After a relative lull Monday and early Tuesday, rebels in eastern Aleppo fired at least 65 rockets into government-controlled neighborhoods, Syrian state news agency SANA said.

The rockets killed 16 people and wounded 68, including at least three women at Al-Dabbeet maternity hospital, it reported.

It was the sixth time a medical facility has been hit in 11 days in Aleppo, the International Committee for the Red Cross said, calling it "unacceptable."

Rebel fighters initially advanced from the western suburbs of the city into government-held districts but were pushed back by Wednesday morning, the Syrian Observatory for Human Rights said.

Observatory head Rami Abdel Rahman said the fighting was "the most violent in Aleppo in over a year". The Britain-based monitor did not have an immediate count for combatants killed.

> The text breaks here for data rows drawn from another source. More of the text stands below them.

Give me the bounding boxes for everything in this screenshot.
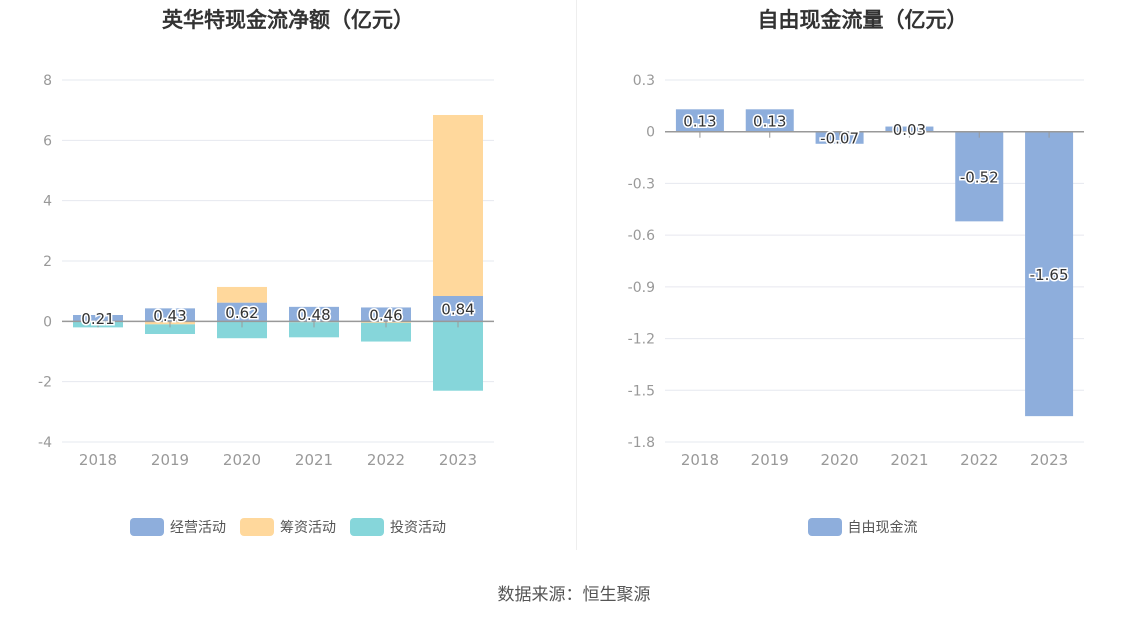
free-cash-flow-chart-panel: 自由现金流量（亿元） 0.3 0 -0.3 -0.6 -0.9 -1.2 -1.5 -1.8 0… — [577, 0, 1148, 560]
x-tick-label: 2022 — [960, 451, 998, 469]
x-tick-label: 2021 — [295, 451, 333, 469]
y-tick-label: -4 — [38, 435, 52, 451]
y-tick-label: 0 — [43, 314, 52, 330]
y-tick-label: -1.8 — [628, 435, 655, 451]
x-tick-label: 2021 — [890, 451, 928, 469]
legend-item[interactable]: 筹资活动 — [240, 517, 336, 537]
y-tick-label: -2 — [38, 375, 52, 391]
chart-title: 自由现金流量（亿元） — [757, 8, 968, 32]
bar — [73, 314, 123, 322]
bar — [361, 322, 411, 342]
bar — [885, 126, 934, 132]
bar — [217, 302, 267, 322]
data-label: -1.65 — [1030, 266, 1069, 284]
chart-legend: 自由现金流 — [577, 517, 1148, 537]
y-tick-label: -0.3 — [628, 176, 655, 192]
legend-label: 经营活动 — [170, 520, 226, 536]
x-tick-label: 2023 — [1030, 451, 1068, 469]
x-tick-label: 2023 — [439, 451, 477, 469]
y-tick-label: -0.6 — [628, 228, 655, 244]
data-label: 0.13 — [683, 113, 716, 131]
data-label: 0.43 — [153, 307, 186, 325]
x-tick-label: 2022 — [367, 451, 405, 469]
bar — [433, 114, 483, 296]
bar — [433, 321, 483, 391]
data-label: 0.13 — [753, 113, 786, 131]
data-label: -0.52 — [960, 169, 999, 187]
data-label: 0.62 — [225, 304, 258, 322]
x-tick-label: 2020 — [223, 451, 261, 469]
legend-swatch — [807, 518, 842, 536]
legend-swatch — [350, 518, 384, 536]
free-cash-flow-chart: 0.3 0 -0.3 -0.6 -0.9 -1.2 -1.5 -1.8 0.13 0.13 -0.0… — [628, 73, 1084, 469]
bar — [217, 321, 267, 339]
y-tick-label: 0.3 — [633, 73, 655, 89]
y-tick-label: 4 — [43, 194, 52, 210]
bar — [433, 295, 483, 322]
bar — [955, 131, 1004, 222]
y-tick-label: 6 — [43, 133, 52, 149]
legend-label: 筹资活动 — [280, 520, 336, 536]
x-tick-label: 2019 — [151, 451, 189, 469]
cash-flow-chart-panel: 英华特现金流净额（亿元） -4 -2 0 2 4 6 8 0.21 0.43 0.62 0.48 0.… — [0, 0, 576, 560]
data-label: 0.21 — [81, 310, 114, 328]
x-tick-label: 2018 — [681, 451, 719, 469]
legend-swatch — [240, 518, 274, 536]
data-source-label: 数据来源：恒生聚源 — [497, 585, 651, 605]
bar — [217, 286, 267, 303]
cash-flow-chart: -4 -2 0 2 4 6 8 0.21 0.43 0.62 0.48 0.46 0.84 2018 201… — [38, 73, 494, 469]
y-tick-label: -1.2 — [628, 332, 655, 348]
chart-title: 英华特现金流净额（亿元） — [162, 8, 414, 32]
bar — [361, 307, 411, 322]
data-label: 0.48 — [297, 306, 330, 324]
x-tick-label: 2018 — [79, 451, 117, 469]
bar — [289, 306, 339, 322]
y-tick-label: -1.5 — [628, 383, 655, 399]
legend-label: 自由现金流 — [847, 520, 918, 536]
bar — [675, 109, 724, 132]
y-tick-label: -0.9 — [628, 280, 655, 296]
chart-legend: 经营活动 筹资活动 投资活动 — [0, 517, 576, 537]
y-tick-label: 8 — [43, 73, 52, 89]
legend-swatch — [130, 518, 164, 536]
x-tick-label: 2020 — [820, 451, 858, 469]
x-tick-label: 2019 — [751, 451, 789, 469]
y-tick-label: 2 — [43, 254, 52, 270]
y-tick-label: 0 — [646, 125, 655, 141]
bar — [1025, 131, 1074, 417]
bar — [145, 308, 195, 322]
bar — [289, 322, 339, 338]
panel-divider — [576, 0, 577, 550]
legend-item[interactable]: 经营活动 — [130, 517, 226, 537]
data-label: 0.84 — [441, 301, 474, 319]
legend-item[interactable]: 投资活动 — [350, 517, 446, 537]
bar — [815, 131, 864, 144]
legend-item[interactable]: 自由现金流 — [807, 517, 918, 537]
data-label: -0.07 — [820, 130, 859, 148]
bar — [745, 109, 794, 132]
data-label: 0.03 — [893, 121, 926, 139]
bar — [145, 324, 195, 335]
legend-label: 投资活动 — [390, 520, 446, 536]
data-label: 0.46 — [369, 306, 402, 324]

The intense clashes lasted through the night, with heavy artillery shelling and air strikes heard throughout the battered metropolis, an AFP correspondent in the city said.

Washington and Moscow are working together to include Aleppo in a so-called "regime of silence" -- a freeze in fighting -- aimed at bolstering the broader truce.

The city was initially excluded from a deal announced last week to "freeze" fighting along two major fronts in the northwest and in Eastern Ghouta near Damascus.

The pair have agreed to boost the number of Geneva-based truce monitors to track violations "24 hours a day, seven days a week," Kerry said on Monday.

In a nod to Moscow's demands, Kerry said Washington would press moderate rebels to separate themselves from Al-Nusra Front jihadists in Aleppo.

Russia and Assad's regime have cited the presence of Al-Nusra, an affiliate of Al-Qaida that was not party to the ceasefire, as justifying their offensive.

"The problem is that not everyone has the same idea of a ceasefire," said a European diplomat ahead of the Berlin talks.

"The regime and the Russians say that as soon as there is a bit of Al-Nusra, even if it's just two percent (of the fighters), everyone else becomes Al-Nusra too. That is not at all how we see it."